It seems that authors fall into two categories when it comes to author blogging:
1. Authors who are blogging regularly
2. Authors who think they should be blogging regularly
If you read blogs you come to the conclusion that there are lots of reasons authors are blogging. But sometimes I wonder whether authors have thought about the reason they are blogging—why their blog exists.
Now, admittedly there are lots of kinds of author blogs.
There’s a big divide between fiction authors who blog and nonfiction authors. And within nonfiction, there’s a big difference between the kind of blog you can develop if you write literary criticism or medieval history, or if you write about how to get rid of the weeds in your garden or how to make great vegan dishes.
So every author is different, and our subjects and audiences are infinitely varied.
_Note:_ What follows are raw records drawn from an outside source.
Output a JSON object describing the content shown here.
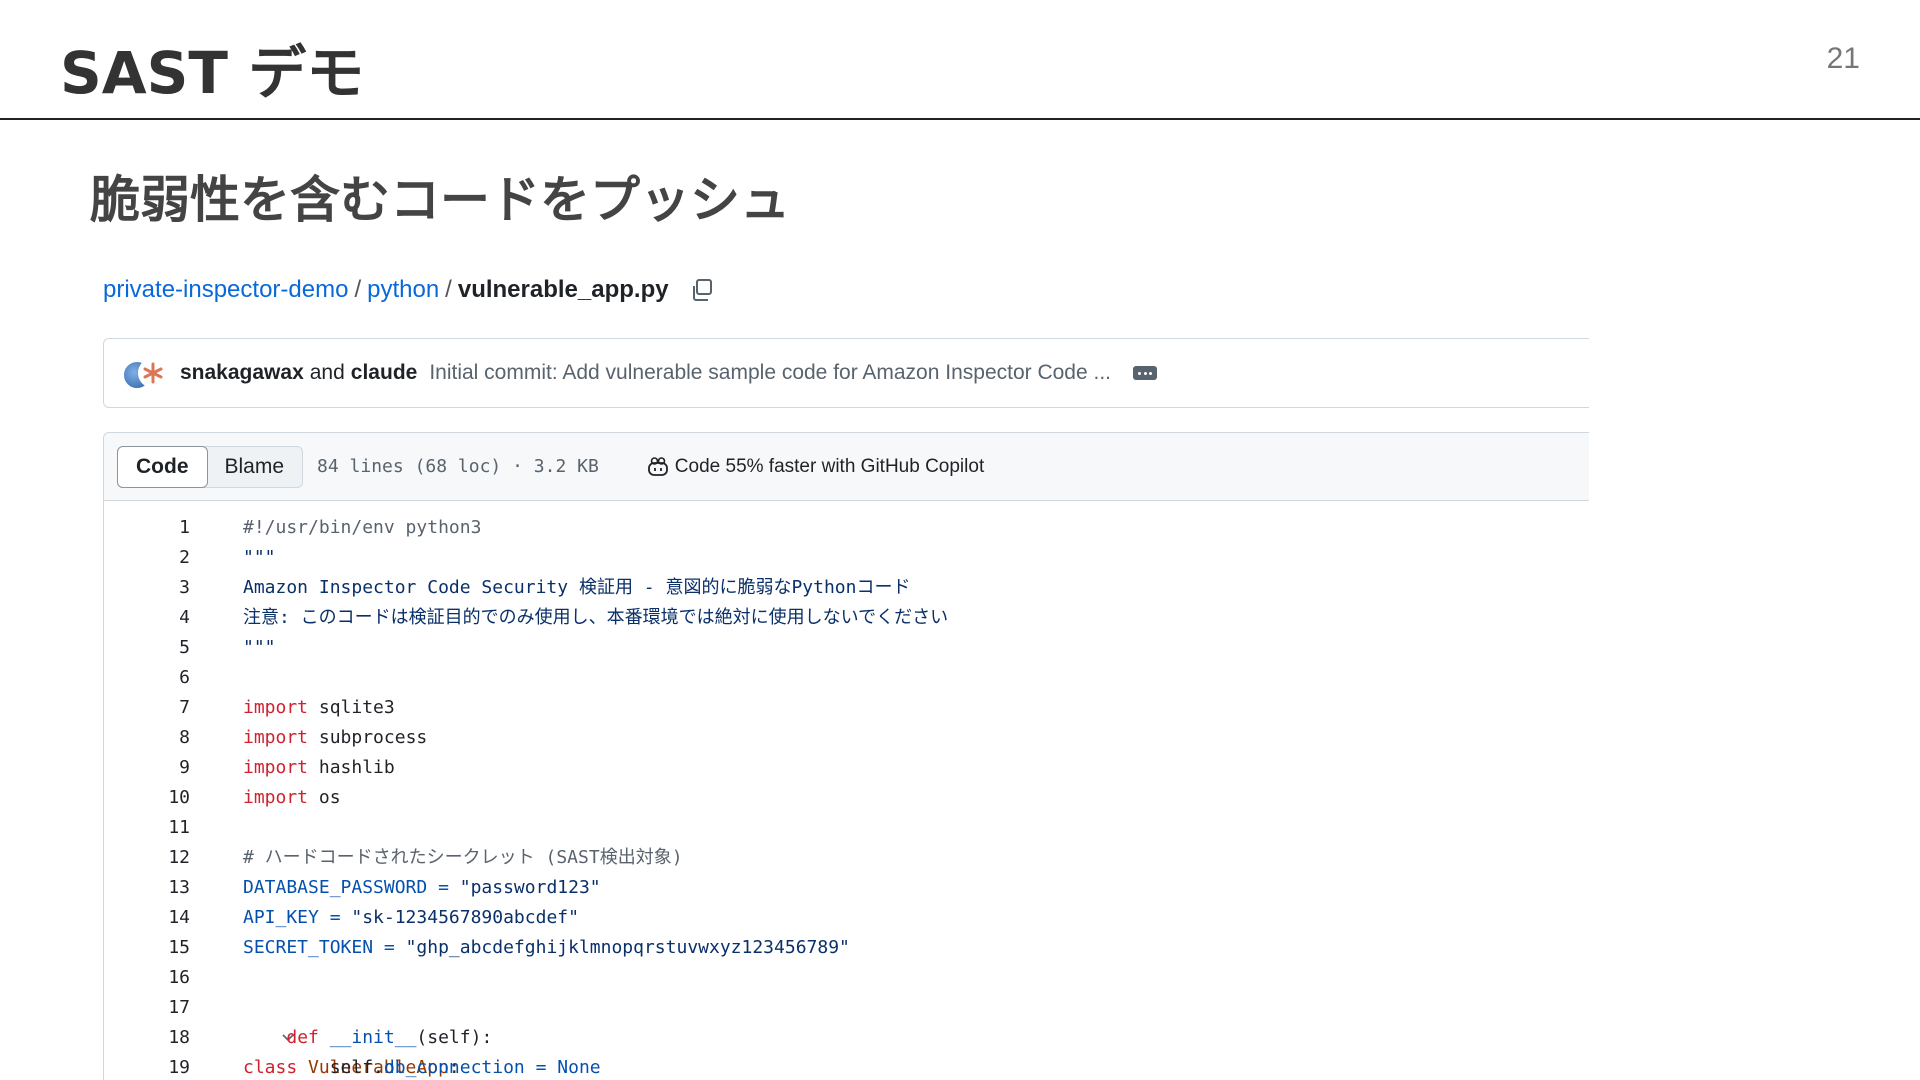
{
  "slide": {
    "title": "SAST デモ",
    "page_number": "21",
    "subtitle": "脆弱性を含むコードをプッシュ"
  },
  "breadcrumb": {
    "repo": "private-inspector-demo",
    "sep1": "/",
    "folder": "python",
    "sep2": "/",
    "file": "vulnerable_app.py"
  },
  "commit": {
    "author1": "snakagawax",
    "and": "and",
    "author2": "claude",
    "message": "Initial commit: Add vulnerable sample code for Amazon Inspector Code ..."
  },
  "file_toolbar": {
    "code_tab": "Code",
    "blame_tab": "Blame",
    "meta": "84 lines (68 loc) · 3.2 KB",
    "copilot": "Code 55% faster with GitHub Copilot"
  },
  "code_lines": [
    {
      "n": "1",
      "text": "#!/usr/bin/env python3"
    },
    {
      "n": "2",
      "text": "\"\"\""
    },
    {
      "n": "3",
      "text": "Amazon Inspector Code Security 検証用 - 意図的に脆弱なPythonコード"
    },
    {
      "n": "4",
      "text": "注意: このコードは検証目的でのみ使用し、本番環境では絶対に使用しないでください"
    },
    {
      "n": "5",
      "text": "\"\"\""
    },
    {
      "n": "6",
      "text": ""
    },
    {
      "n": "7",
      "kw": "import",
      "rest": " sqlite3"
    },
    {
      "n": "8",
      "kw": "import",
      "rest": " subprocess"
    },
    {
      "n": "9",
      "kw": "import",
      "rest": " hashlib"
    },
    {
      "n": "10",
      "kw": "import",
      "rest": " os"
    },
    {
      "n": "11",
      "text": ""
    },
    {
      "n": "12",
      "text": "# ハードコードされたシークレット (SAST検出対象)"
    },
    {
      "n": "13",
      "name": "DATABASE_PASSWORD",
      "eq": " = ",
      "val": "\"password123\""
    },
    {
      "n": "14",
      "name": "API_KEY",
      "eq": " = ",
      "val": "\"sk-1234567890abcdef\""
    },
    {
      "n": "15",
      "name": "SECRET_TOKEN",
      "eq": " = ",
      "val": "\"ghp_abcdefghijklmnopqrstuvwxyz123456789\""
    },
    {
      "n": "16",
      "text": ""
    },
    {
      "n": "17",
      "kw": "class",
      "cls": " VulnerableApp",
      "rest": ":"
    },
    {
      "n": "18",
      "indent": "    ",
      "kw": "def",
      "fn": " __init__",
      "rest": "(self):"
    },
    {
      "n": "19",
      "indent": "        ",
      "pre": "self.",
      "attr": "db_connection",
      "eq": " = ",
      "none": "None"
    }
  ],
  "colors": {
    "link": "#0969da",
    "keyword": "#cf222e",
    "string": "#0a3069",
    "constant": "#0550ae",
    "class_name": "#953800"
  }
}
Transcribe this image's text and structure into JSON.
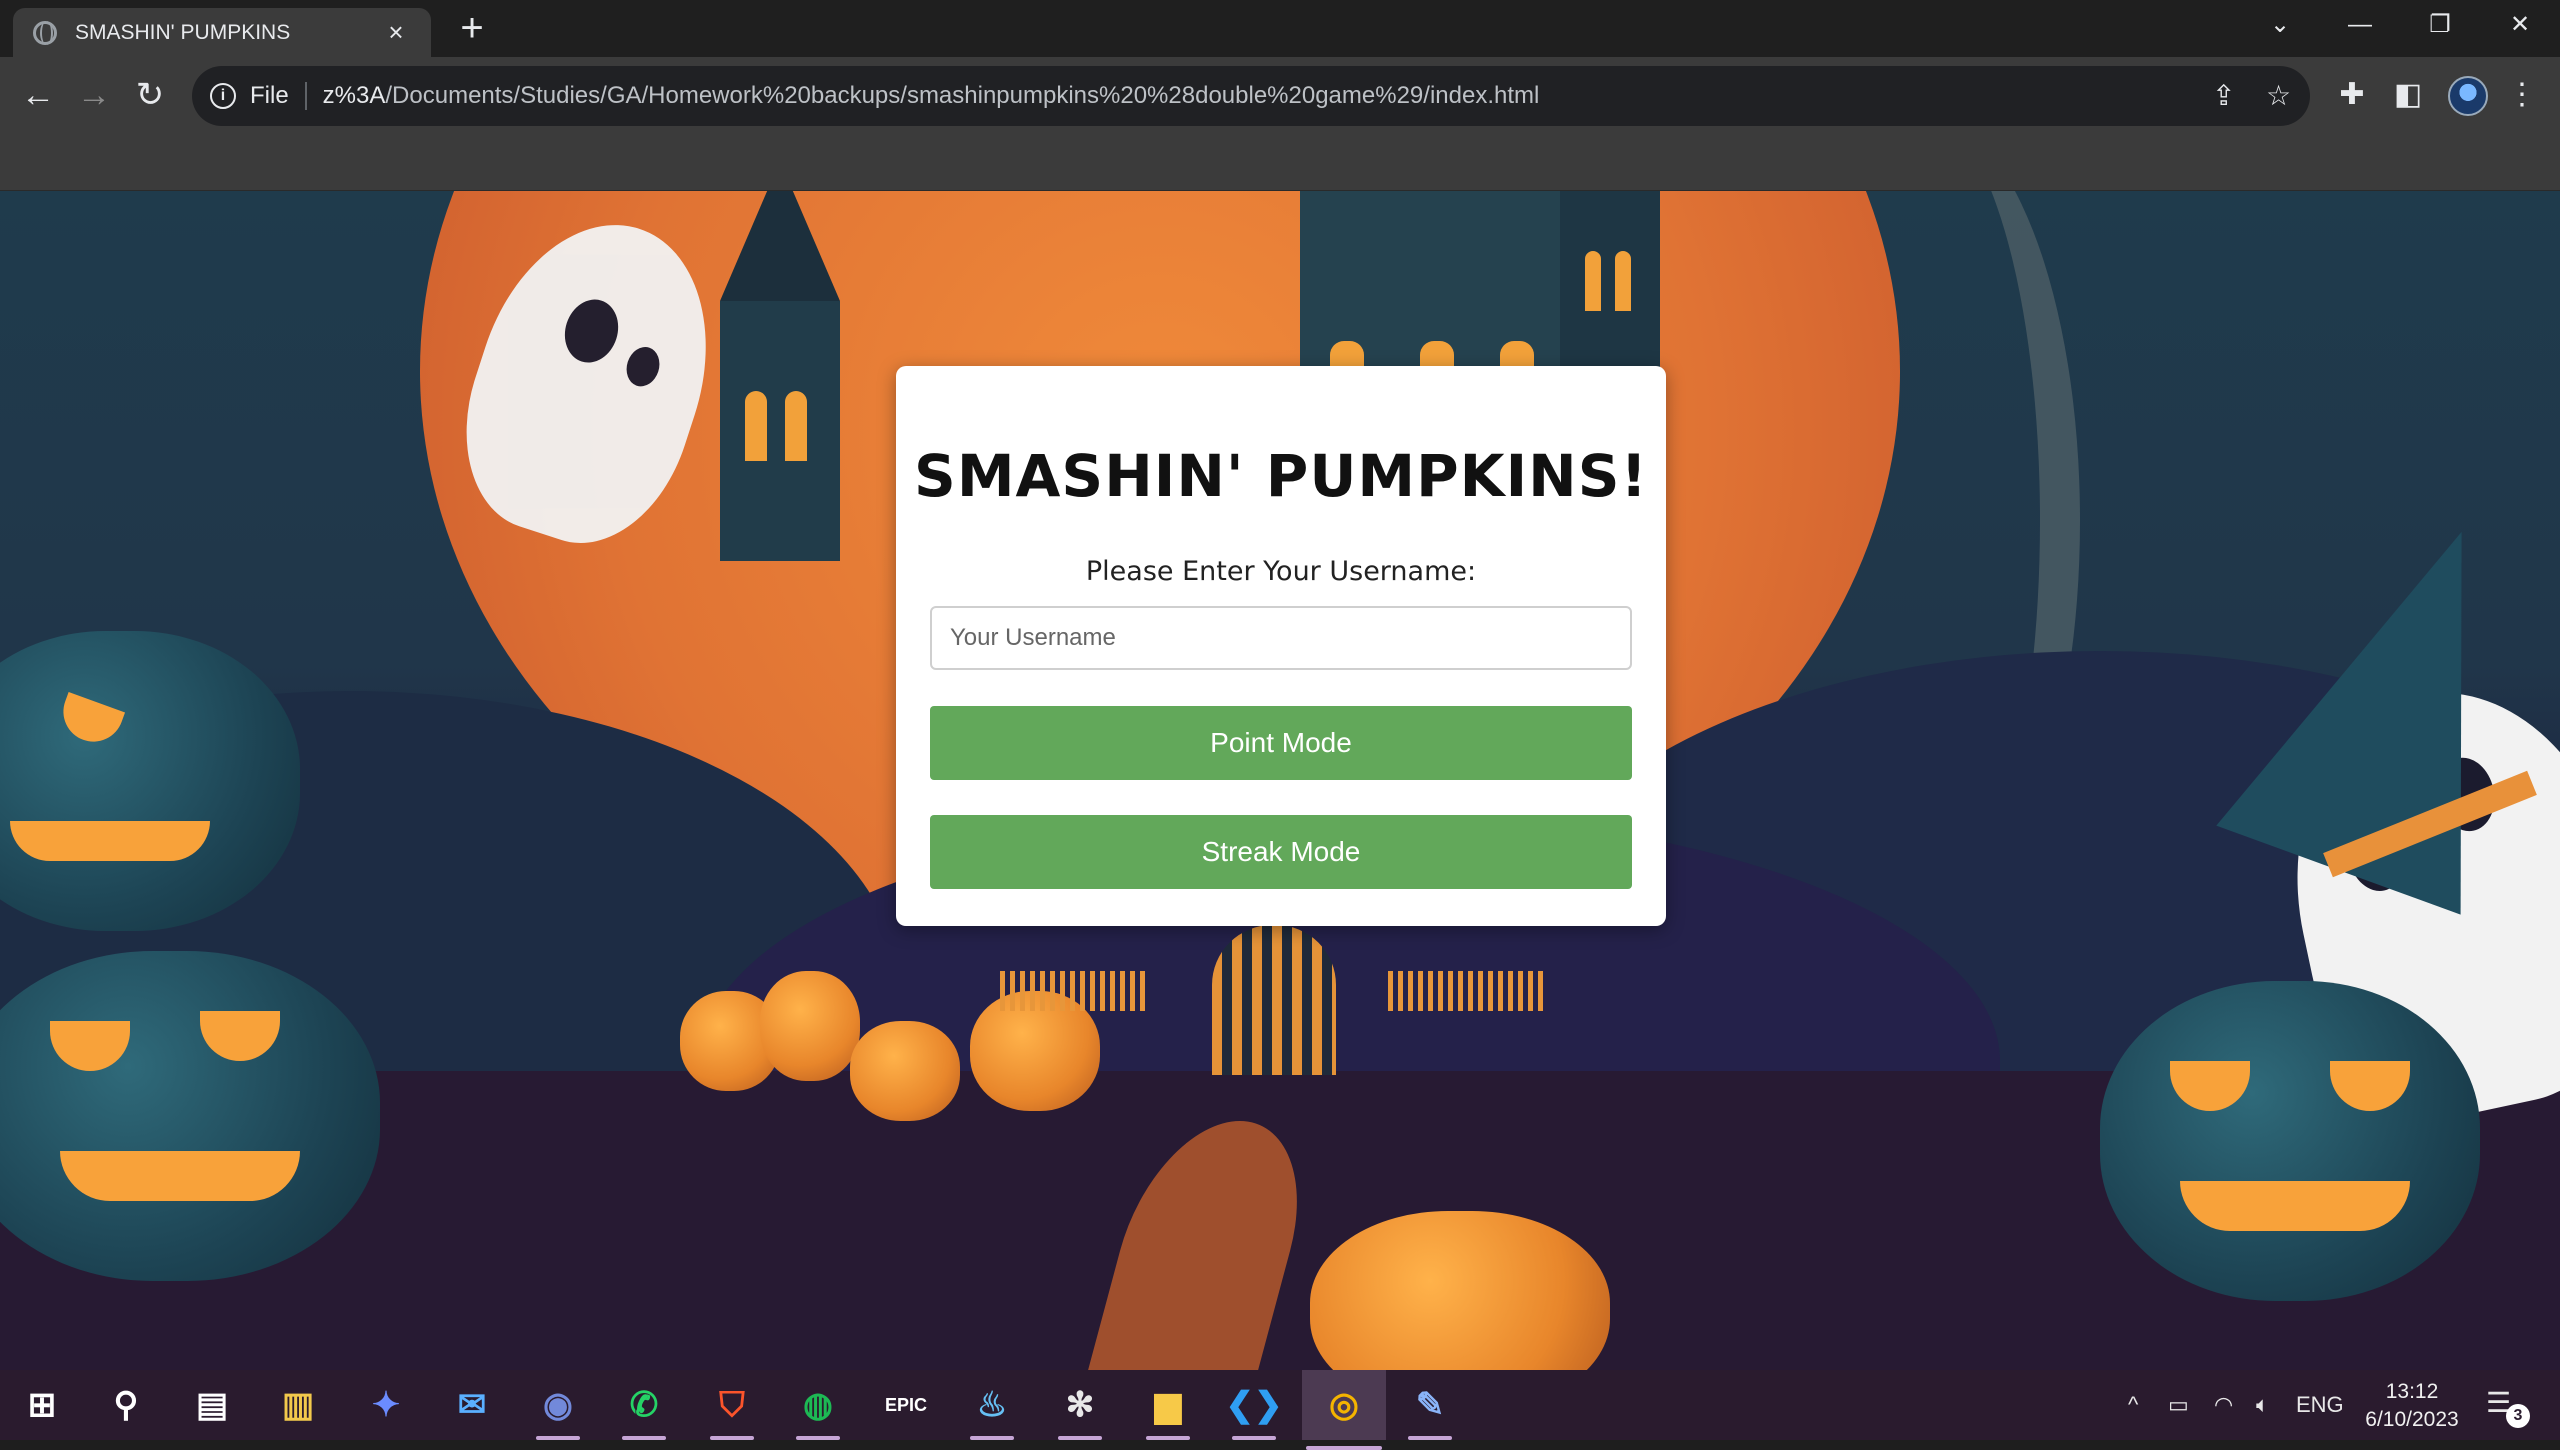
{
  "browser": {
    "tab_title": "SMASHIN' PUMPKINS",
    "tab_close": "×",
    "new_tab": "+",
    "window_controls": [
      "⌄",
      "—",
      "❐",
      "✕"
    ],
    "nav": {
      "back": "←",
      "forward": "→",
      "reload": "↻"
    },
    "address": {
      "info_glyph": "i",
      "scheme_label": "File",
      "url_host": "z%3A",
      "url_path": "/Documents/Studies/GA/Homework%20backups/smashinpumpkins%20%28double%20game%29/index.html"
    },
    "toolbar_icons": {
      "share": "⇪",
      "star": "☆",
      "extensions": "✚",
      "sidepanel": "◧",
      "menu": "⋮"
    }
  },
  "card": {
    "title": "SMASHIN' PUMPKINS!",
    "prompt": "Please Enter Your Username:",
    "username_placeholder": "Your Username",
    "username_value": "",
    "point_mode_label": "Point Mode",
    "streak_mode_label": "Streak Mode",
    "button_color": "#62a85a"
  },
  "taskbar": {
    "apps": [
      {
        "name": "start-icon",
        "glyph": "⊞",
        "color": "#ffffff"
      },
      {
        "name": "search-icon",
        "glyph": "⚲",
        "color": "#ffffff"
      },
      {
        "name": "task-view-icon",
        "glyph": "▤",
        "color": "#ffffff"
      },
      {
        "name": "store-icon",
        "glyph": "▥",
        "color": "#f2c94c"
      },
      {
        "name": "messenger-icon",
        "glyph": "✦",
        "color": "#6b8cff"
      },
      {
        "name": "mail-icon",
        "glyph": "✉",
        "color": "#5ab0ff"
      },
      {
        "name": "discord-icon",
        "glyph": "◉",
        "color": "#7289da"
      },
      {
        "name": "whatsapp-icon",
        "glyph": "✆",
        "color": "#25d366"
      },
      {
        "name": "brave-icon",
        "glyph": "⛉",
        "color": "#fb542b"
      },
      {
        "name": "spotify-icon",
        "glyph": "◍",
        "color": "#1db954"
      },
      {
        "name": "epic-games-icon",
        "glyph": "EPIC",
        "color": "#ffffff"
      },
      {
        "name": "steam-icon",
        "glyph": "♨",
        "color": "#66c0f4"
      },
      {
        "name": "slack-icon",
        "glyph": "✻",
        "color": "#e8e8e8"
      },
      {
        "name": "file-explorer-icon",
        "glyph": "▆",
        "color": "#f7c948"
      },
      {
        "name": "vscode-icon",
        "glyph": "❮❯",
        "color": "#2f9ef2"
      },
      {
        "name": "chrome-icon",
        "glyph": "◎",
        "color": "#f4b400"
      },
      {
        "name": "paint-icon",
        "glyph": "✎",
        "color": "#8ab4f8"
      }
    ],
    "tray": {
      "chevron": "^",
      "language": "ENG"
    },
    "time": "13:12",
    "date": "6/10/2023",
    "notification_count": "3"
  }
}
But having some clarity about what purpose your blog serves can really help you achieve your goals. Even better, being able to sum it up in just a few words—why readers would bother to stop there and read it—is one of the best early exercises for new bloggers.
The Magic of the Tagline
When you decide to start a blog, you have to right away come up with a name for it. Or you can blog under your own name, on the “domain-name-of-your-author-name” plan.
No matter what domain name you end up with, you’ll notice that most blogs have a tagline, a bit like a book’s subtitle.
For instance, here are some taglines from blogs I visit:
• The Creative Penn: Helping you write, publish and market your book
• The Passive Voice: Writers, Writing, Publishing, Disruptive Innovation and the Universe
• Writer Unboxed: about the craft and business of fiction
• Copyblogger: Content Marketing Solutions for WordPress that Work
• Social Media Examiner: Your Guide to the Social Media Jungle
• We Grow Media: Helping Writers & Publishers Make an Impact and Build Their Legacies
In each case, the blogger has tried to sum up the value of the blog to the reader.
Creating the Tagline for Your Blog
Doing this exercise was a lot more difficult for me than I thought it would be. I already had the name of the blog—thebookdesigner.com—so that wasn’t a problem.
But it took several hours and a lot of thought before I arrived at the tagline. But going through that work was also very valuable, and I recommend this exercise to every author who is setting up, or reviving, a blog.
You can see my own end result in the masthead: practical advice to help build better books.
And no matter how far afield the articles here have wandered, this statement hasn’t changed, because my offer has never changed.
If you think about it, how well you fulfill the promise of this statement will have a lot to do with the success of your blog. And if it does succeed, it can become a vehicle capable of supporting your writing and publishing efforts, the ultimate foundation of your author platform.
We blog at the permission of our readers, and the exercise of creating a tagline for your blog is one of the best ways to focus on exactly what your offer is to your readers.